Von den 44 Kreisen in Baden-Württemberg hat Waldshut die wenigsten Corona-Fälle. Hat man dort nun Angst vor Urlaubern aus Stuttgart? Landrat Kistler antwortet im Interview.

Waldshut-Tiengen - Der Landkreis Waldshut gehört zu den am wenigsten von der Pandemie betroffene Landkreisen im Südwesten. Landrat Martin Kistler (FDP) schildert im Interview die Gründe für die niedrigen Zahlen in seinem Heimatkreis.

 

Herr Kistler, unter den 44 Kreisen in Baden-Württemberg melden Sie eine der geringsten Infektionszahlen. Wie ist die aktuelle Lage?

Auch bei uns ist die Tendenz beim Infektionsgeschehen steigend, aber wir liegen noch unter dem 35er-Grenzwert. Allgemein ist die Lage nicht so dramatisch wie anderswo. Doch wir sind uns bewusst, dass sich das jederzeit ändern kann. Am Freitag beispielsweise hatten wir acht Neuinfektionen, darunter war eine Lehrerin.

Woran liegt es, dass Ihr Kreis so gut dasteht wie sonst nur Landstriche in Mecklenburg-Vorpommern?

Ich vermute, das ist schlichtweg Glück und Zufall geschuldet. Bei uns gab es bisher keine Ereignisse, die zu größeren Infektionsausbrüchen wie anderswo führten, toi-toi-toi. Und wir sind ein dünn besiedelter Landkreis, ohne Ballungszentren, in denen die Inzidenzen bekanntlich höher liegen. Ich stelle bei unseren Bürgern und Bürgerinnen auch ein hohes Maß an Disziplin fest, die Leute tragen die Masken in den Geschäften, sie achten auf die Abstandsgebote und Hygieneregeln. Wir haben bisher kein diffuses Infektionsgeschehen. Im öffentlichen Nahverkehr haben wir stichprobenartig die Maskenpflicht in den Bussen kontrollieren lassen, es gab wenig Beanstandungen.

Ähnlich strukturierte Landkreise wie der Kreis Tuttlingen und der Schwarzwald-Baar-Kreis hat es viel stärker getroffen.

Ich möchte nicht für andere Landkreise sprechen, aber meines Wissens führten in beiden Fällen große private Feiern zu dem Ausbrüchen.
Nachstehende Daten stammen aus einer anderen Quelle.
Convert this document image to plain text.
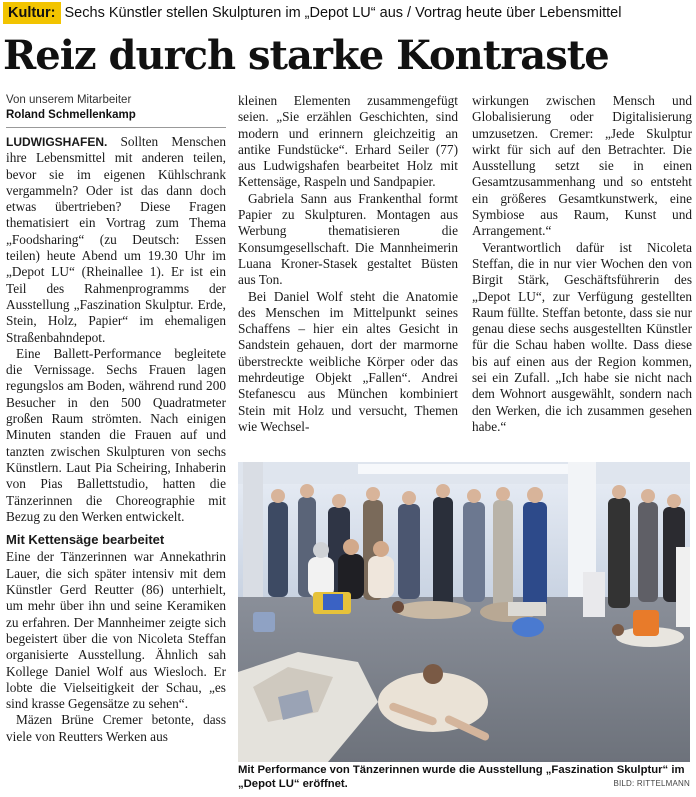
Kultur: Sechs Künstler stellen Skulpturen im „Depot LU“ aus / Vortrag heute über Lebensmittel
Reiz durch starke Kontraste
Von unserem Mitarbeiter
Roland Schmellenkamp

LUDWIGSHAFEN. Sollten Menschen ihre Lebensmittel mit anderen teilen, bevor sie im eigenen Kühlschrank vergammeln? Oder ist das dann doch etwas übertrieben? Diese Fragen thematisiert ein Vortrag zum Thema „Foodsharing“ (zu Deutsch: Essen teilen) heute Abend um 19.30 Uhr im „Depot LU“ (Rheinallee 1). Er ist ein Teil des Rahmenprogramms der Ausstellung „Faszination Skulptur. Erde, Stein, Holz, Papier“ im ehemaligen Straßenbahndepot.

Eine Ballett-Performance begleitete die Vernissage. Sechs Frauen lagen regungslos am Boden, während rund 200 Besucher in den 500 Quadratmeter großen Raum strömten. Nach einigen Minuten standen die Frauen auf und tanzten zwischen Skulpturen von sechs Künstlern. Laut Pia Scheiring, Inhaberin von Pias Ballettstudio, hatten die Tänzerinnen die Choreographie mit Bezug zu den Werken entwickelt.

Mit Kettensäge bearbeitet

Eine der Tänzerinnen war Annekathrin Lauer, die sich später intensiv mit dem Künstler Gerd Reutter (86) unterhielt, um mehr über ihn und seine Keramiken zu erfahren. Der Mannheimer zeigte sich begeistert über die von Nicoleta Steffan organisierte Ausstellung. Ähnlich sah Kollege Daniel Wolf aus Wiesloch. Er lobte die Vielseitigkeit der Schau, „es sind krasse Gegensätze zu sehen“.

Mäzen Brüne Cremer betonte, dass viele von Reutters Werken aus

kleinen Elementen zusammengefügt seien. „Sie erzählen Geschichten, sind modern und erinnern gleichzeitig an antike Fundstücke“. Erhard Seiler (77) aus Ludwigshafen bearbeitet Holz mit Kettensäge, Raspeln und Sandpapier.

Gabriela Sann aus Frankenthal formt Papier zu Skulpturen. Montagen aus Werbung thematisieren die Konsumgesellschaft. Die Mannheimerin Luana Kroner-Stasek gestaltet Büsten aus Ton.

Bei Daniel Wolf steht die Anatomie des Menschen im Mittelpunkt seines Schaffens – hier ein altes Gesicht in Sandstein gehauen, dort der marmorne überstreckte weibliche Körper oder das mehrdeutige Objekt „Fallen“. Andrei Stefanescu aus München kombiniert Stein mit Holz und versucht, Themen wie Wechsel-

wirkungen zwischen Mensch und Globalisierung oder Digitalisierung umzusetzen. Cremer: „Jede Skulptur wirkt für sich auf den Betrachter. Die Ausstellung setzt sie in einen Gesamtzusammenhang und so entsteht ein größeres Gesamtkunstwerk, eine Symbiose aus Raum, Kunst und Arrangement.“

Verantwortlich dafür ist Nicoleta Steffan, die in nur vier Wochen den von Birgit Stärk, Geschäftsführerin des „Depot LU“, zur Verfügung gestellten Raum füllte. Steffan betonte, dass sie nur genau diese sechs ausgestellten Künstler für die Schau haben wollte. Dass diese bis auf einen aus der Region kommen, sei ein Zufall. „Ich habe sie nicht nach dem Wohnort ausgewählt, sondern nach den Werken, die ich zusammen gesehen habe.“

Mit Performance von Tänzerinnen wurde die Ausstellung „Faszination Skulptur“ im „Depot LU“ eröffnet.	BILD: RITTELMANN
Wir im Kreis Waldshut haben übrigens eine besondere Lage: unsere 148 Kilometer lange Grenze zur Schweiz, wo die Inzidenzen weitaus höher liegen. Es ist wichtig für uns, dass der kleine Grenzverkehr für Berufspendler, Familien und den Handel erhalten bleibt.

Andere Bundesländer haben gegen Urlauber aus Risikogebieten in Baden-Württemberg ein Beherbergungsverbot verhängt. Haben Sie auch Angst vor Stuttgartern oder Esslingern?

Angst ist immer ein schlechter Ratgeber. Zunächst halte ich es mit Herrn Ministerpräsidenten Kretschmann, der sagte, was nicht notwendig sei, das solle man unterlassen. Auch Reisen. Gäste sind uns grundsätzlich willkommen, wenn sie die Corona-Schutzmaßnahmen einhalten. Wir haben hier im Südschwarzwald eine herrliche Landschaft und viele Wanderwege. Noch im Sommer hatten wir eine gemeinsame Werbekampagne mit den Kreisen Rems-Murr, Schwarzwald-Baar, Hohenlohe und Ravensburg – genannt Heimaterlebnis hoch Fünf - gestartet. Das gilt auch für die Zeit nach Corona.